Смешав две колоды карт и хорошо перетасовав их, он передает соседу. Тот снимает, вкладывает в деревянный ящичек. Банкомет берет ящичек в левую руку и начинает сдавать на четыре табло по три карты. Спустя минуту карты были открыты.
Локонов, сидя на постели, усмехнулся. Он выиграл. У него была девятка, у банкомета восемь.
«Сегодня мне повезет», – подумал он.
В комнате появился Анфертьев.
– Тоска, – сказал он, – выпить хочется…
Появление Анфертьева рассеяло грезы Локонова.
– Выпить? – спросил он. – Что ж, можно и выпить.

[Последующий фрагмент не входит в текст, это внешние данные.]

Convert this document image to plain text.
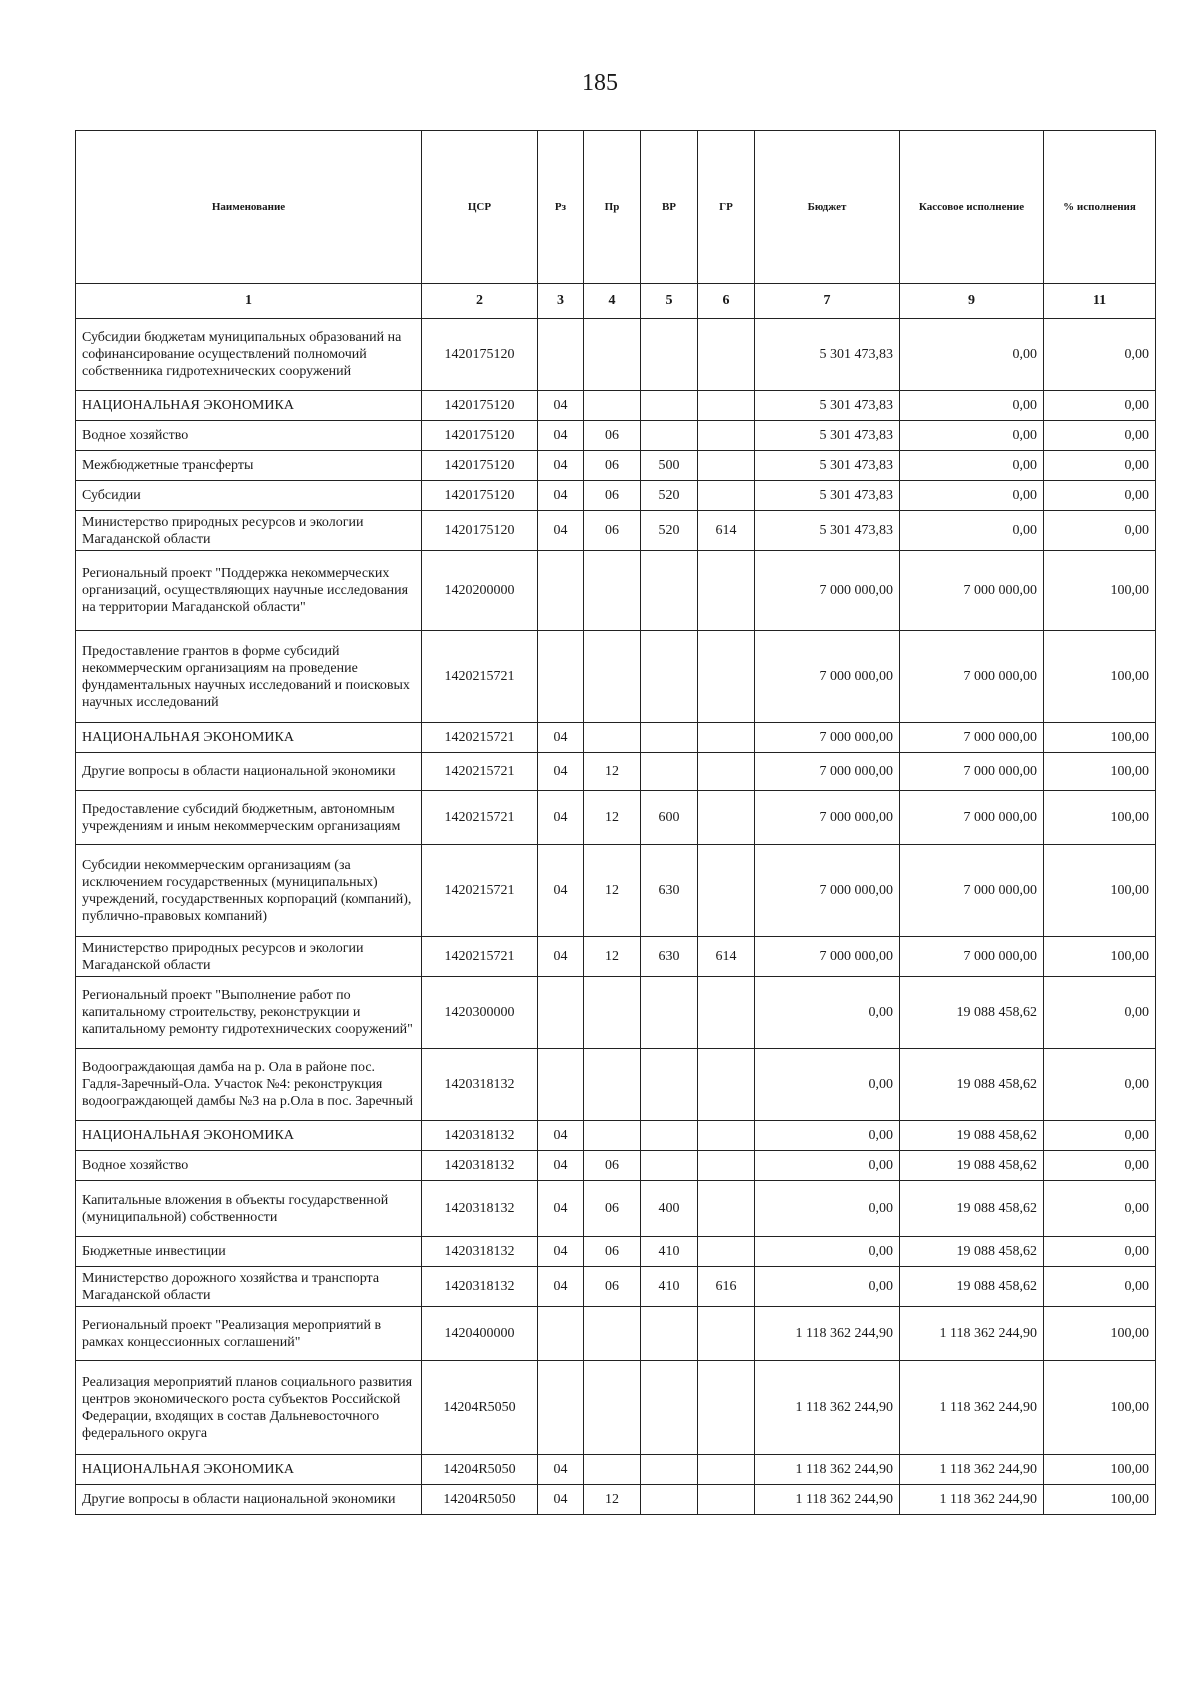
185
Наименование	ЦСР	Рз	Пр	ВР	ГР	Бюджет	Кассовое исполнение	% исполнения
1	2	3	4	5	6	7	9	11
Субсидии бюджетам муниципальных образований на софинансирование осуществлений полномочий собственника гидротехнических сооружений	1420175120					5 301 473,83	0,00	0,00
НАЦИОНАЛЬНАЯ ЭКОНОМИКА	1420175120	04				5 301 473,83	0,00	0,00
Водное хозяйство	1420175120	04	06			5 301 473,83	0,00	0,00
Межбюджетные трансферты	1420175120	04	06	500		5 301 473,83	0,00	0,00
Субсидии	1420175120	04	06	520		5 301 473,83	0,00	0,00
Министерство природных ресурсов и экологии Магаданской области	1420175120	04	06	520	614	5 301 473,83	0,00	0,00
Региональный проект "Поддержка некоммерческих организаций, осуществляющих научные исследования на территории Магаданской области"	1420200000					7 000 000,00	7 000 000,00	100,00
Предоставление грантов в форме субсидий некоммерческим организациям на проведение фундаментальных научных исследований и поисковых научных исследований	1420215721					7 000 000,00	7 000 000,00	100,00
НАЦИОНАЛЬНАЯ ЭКОНОМИКА	1420215721	04				7 000 000,00	7 000 000,00	100,00
Другие вопросы в области национальной экономики	1420215721	04	12			7 000 000,00	7 000 000,00	100,00
Предоставление субсидий бюджетным, автономным учреждениям и иным некоммерческим организациям	1420215721	04	12	600		7 000 000,00	7 000 000,00	100,00
Субсидии некоммерческим организациям (за исключением государственных (муниципальных) учреждений, государственных корпораций (компаний), публично-правовых компаний)	1420215721	04	12	630		7 000 000,00	7 000 000,00	100,00
Министерство природных ресурсов и экологии Магаданской области	1420215721	04	12	630	614	7 000 000,00	7 000 000,00	100,00
Региональный проект "Выполнение работ по капитальному строительству, реконструкции и капитальному ремонту гидротехнических сооружений"	1420300000					0,00	19 088 458,62	0,00
Водоограждающая дамба на р. Ола в районе пос. Гадля-Заречный-Ола. Участок №4: реконструкция водоограждающей дамбы №3 на р.Ола в пос. Заречный	1420318132					0,00	19 088 458,62	0,00
НАЦИОНАЛЬНАЯ ЭКОНОМИКА	1420318132	04				0,00	19 088 458,62	0,00
Водное хозяйство	1420318132	04	06			0,00	19 088 458,62	0,00
Капитальные вложения в объекты государственной (муниципальной) собственности	1420318132	04	06	400		0,00	19 088 458,62	0,00
Бюджетные инвестиции	1420318132	04	06	410		0,00	19 088 458,62	0,00
Министерство дорожного хозяйства и транспорта Магаданской области	1420318132	04	06	410	616	0,00	19 088 458,62	0,00
Региональный проект "Реализация мероприятий в рамках концессионных соглашений"	1420400000					1 118 362 244,90	1 118 362 244,90	100,00
Реализация мероприятий планов социального развития центров экономического роста субъектов Российской Федерации, входящих в состав Дальневосточного федерального округа	14204R5050					1 118 362 244,90	1 118 362 244,90	100,00
НАЦИОНАЛЬНАЯ ЭКОНОМИКА	14204R5050	04				1 118 362 244,90	1 118 362 244,90	100,00
Другие вопросы в области национальной экономики	14204R5050	04	12			1 118 362 244,90	1 118 362 244,90	100,00
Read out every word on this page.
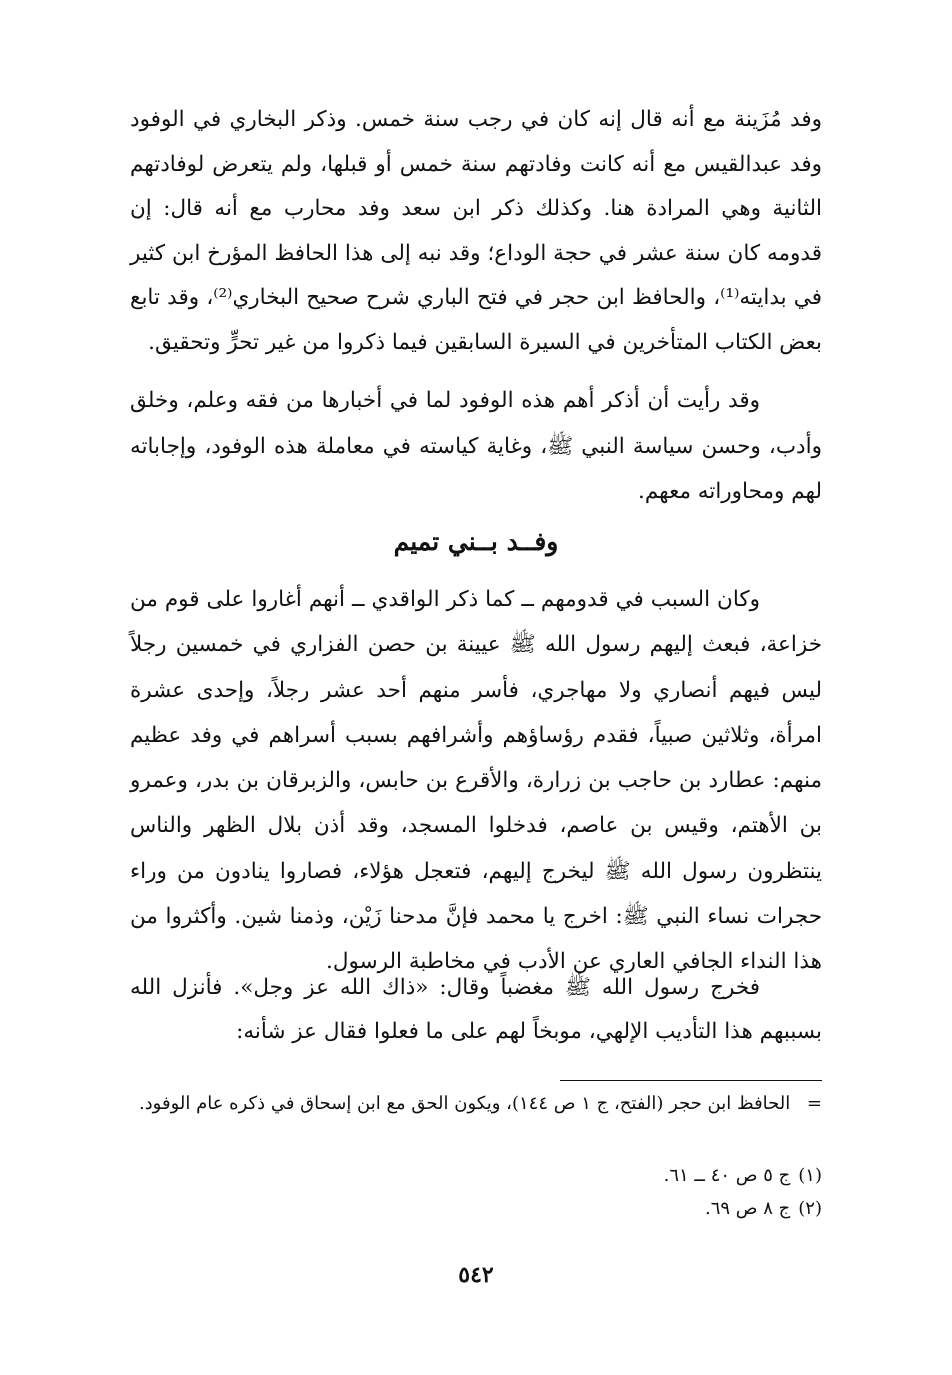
وفد مُزَينة مع أنه قال إنه كان في رجب سنة خمس. وذكر البخاري في الوفود وفد عبدالقيس مع أنه كانت وفادتهم سنة خمس أو قبلها، ولم يتعرض لوفادتهم الثانية وهي المرادة هنا. وكذلك ذكر ابن سعد وفد محارب مع أنه قال: إن قدومه كان سنة عشر في حجة الوداع؛ وقد نبه إلى هذا الحافظ المؤرخ ابن كثير في بدايته⁽¹⁾، والحافظ ابن حجر في فتح الباري شرح صحيح البخاري⁽²⁾، وقد تابع بعض الكتاب المتأخرين في السيرة السابقين فيما ذكروا من غير تحرٍّ وتحقيق.

وقد رأيت أن أذكر أهم هذه الوفود لما في أخبارها من فقه وعلم، وخلق وأدب، وحسن سياسة النبي ﷺ، وغاية كياسته في معاملة هذه الوفود، وإجاباته لهم ومحاوراته معهم.

وفــد بــني تميم

وكان السبب في قدومهم ــ كما ذكر الواقدي ــ أنهم أغاروا على قوم من خزاعة، فبعث إليهم رسول الله ﷺ عيينة بن حصن الفزاري في خمسين رجلاً ليس فيهم أنصاري ولا مهاجري، فأسر منهم أحد عشر رجلاً، وإحدى عشرة امرأة، وثلاثين صبياً، فقدم رؤساؤهم وأشرافهم بسبب أسراهم في وفد عظيم منهم: عطارد بن حاجب بن زرارة، والأقرع بن حابس، والزبرقان بن بدر، وعمرو بن الأهتم، وقيس بن عاصم، فدخلوا المسجد، وقد أذن بلال الظهر والناس ينتظرون رسول الله ﷺ ليخرج إليهم، فتعجل هؤلاء، فصاروا ينادون من وراء حجرات نساء النبي ﷺ: اخرج يا محمد فإنَّ مدحنا زَيْن، وذمنا شين. وأكثروا من هذا النداء الجافي العاري عن الأدب في مخاطبة الرسول.

فخرج رسول الله ﷺ مغضباً وقال: «ذاك الله عز وجل». فأنزل الله بسببهم هذا التأديب الإلهي، موبخاً لهم على ما فعلوا فقال عز شأنه:

= الحافظ ابن حجر (الفتح، ج ١ ص ١٤٤)، ويكون الحق مع ابن إسحاق في ذكره عام الوفود.
(١) ج ٥ ص ٤٠ ــ ٦١.
(٢) ج ٨ ص ٦٩.
٥٤٢
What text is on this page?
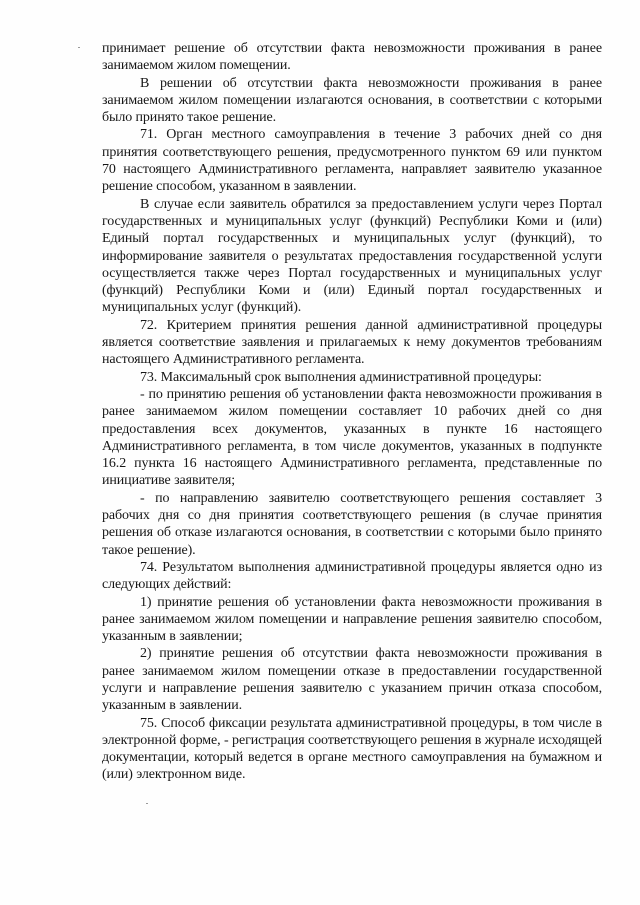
принимает решение об отсутствии факта невозможности проживания в ранее занимаемом жилом помещении.

В решении об отсутствии факта невозможности проживания в ранее занимаемом жилом помещении излагаются основания, в соответствии с которыми было принято такое решение.

71. Орган местного самоуправления в течение 3 рабочих дней со дня принятия соответствующего решения, предусмотренного пунктом 69 или пунктом 70 настоящего Административного регламента, направляет заявителю указанное решение способом, указанном в заявлении.

В случае если заявитель обратился за предоставлением услуги через Портал государственных и муниципальных услуг (функций) Республики Коми и (или) Единый портал государственных и муниципальных услуг (функций), то информирование заявителя о результатах предоставления государственной услуги осуществляется также через Портал государственных и муниципальных услуг (функций) Республики Коми и (или) Единый портал государственных и муниципальных услуг (функций).

72. Критерием принятия решения данной административной процедуры является соответствие заявления и прилагаемых к нему документов требованиям настоящего Административного регламента.

73. Максимальный срок выполнения административной процедуры:

- по принятию решения об установлении факта невозможности проживания в ранее занимаемом жилом помещении составляет 10 рабочих дней со дня предоставления всех документов, указанных в пункте 16 настоящего Административного регламента, в том числе документов, указанных в подпункте 16.2 пункта 16 настоящего Административного регламента, представленные по инициативе заявителя;

- по направлению заявителю соответствующего решения составляет 3 рабочих дня со дня принятия соответствующего решения (в случае принятия решения об отказе излагаются основания, в соответствии с которыми было принято такое решение).

74. Результатом выполнения административной процедуры является одно из следующих действий:

1) принятие решения об установлении факта невозможности проживания в ранее занимаемом жилом помещении и направление решения заявителю способом, указанным в заявлении;

2) принятие решения об отсутствии факта невозможности проживания в ранее занимаемом жилом помещении отказе в предоставлении государственной услуги и направление решения заявителю с указанием причин отказа способом, указанным в заявлении.

75. Способ фиксации результата административной процедуры, в том числе в электронной форме, - регистрация соответствующего решения в журнале исходящей документации, который ведется в органе местного самоуправления на бумажном и (или) электронном виде.
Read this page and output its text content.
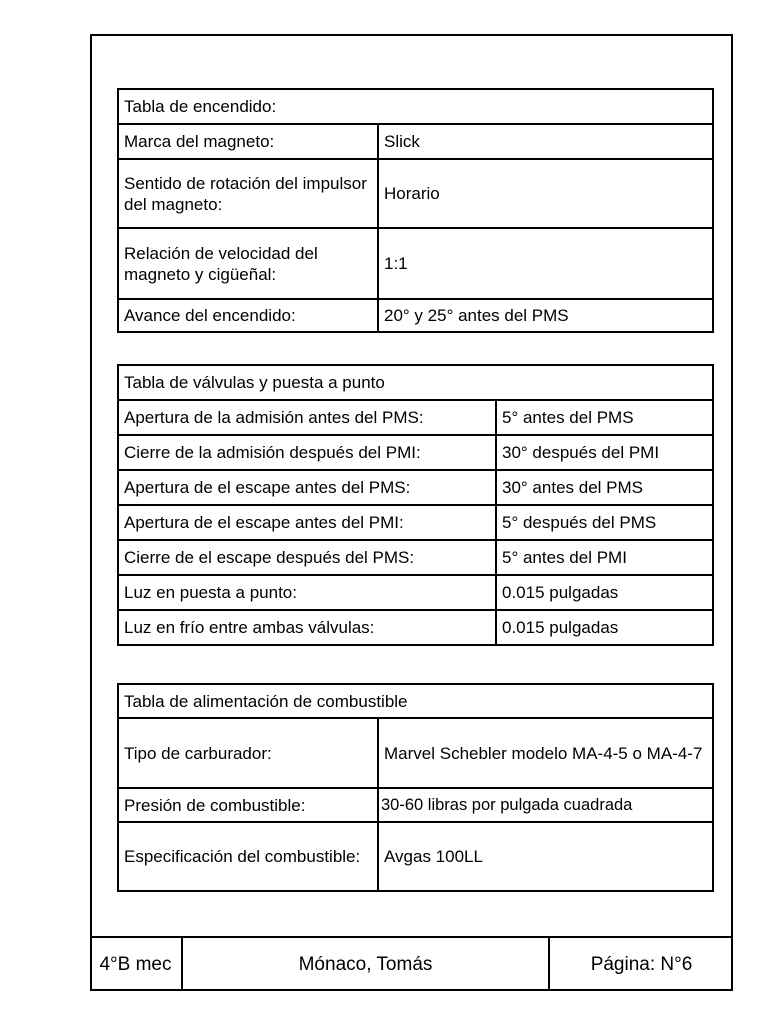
Tabla de encendido:	
Marca del magneto:	Slick
Sentido de rotación del impulsor del magneto:	Horario
Relación de velocidad del magneto y cigüeñal:	1:1
Avance del encendido:	20° y 25° antes del PMS
Tabla de válvulas y puesta a punto	
Apertura de la admisión antes del PMS:	5° antes del PMS
Cierre de la admisión después del PMI:	30° después del PMI
Apertura de el escape antes del PMS:	30° antes del PMS
Apertura de el escape antes del PMI:	5° después del PMS
Cierre de el escape después del PMS:	5° antes del PMI
Luz en puesta a punto:	0.015 pulgadas
Luz en frío entre ambas válvulas:	0.015 pulgadas
Tabla de alimentación de combustible	
Tipo de carburador:	Marvel Schebler modelo MA-4-5 o MA-4-7
Presión de combustible:	30-60 libras por pulgada cuadrada
Especificación del combustible:	Avgas 100LL
4°B mec	Mónaco, Tomás	Página: N°6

Я на вас не сержусь. Сбегайте, вот вам…
– А вы вставайте, нехорошо пить в постели, да и дружеская беседа не может состояться, – сказал Анфертьев.
– Но к чему мне вставать, – ответил Локонов, – все мне опротивело – и старая жизнь, и новая, ничего я не желаю. Мне тоже сегодня выпить хочется, назюзюкаться. Поспешите, а то, чего доброго, кооператив закроют. Возвращайтесь мигом сюда. Смотрите не исчезайте.
– Как можно, – сказал Анфертьев, – мигом слетаю, одна нога здесь, другая там!
Пока Анфертьев летал за спиртным, Локонов достал свои юношеские дневники. Как прескверно отразился в них его образ. С отвращением он откинул их.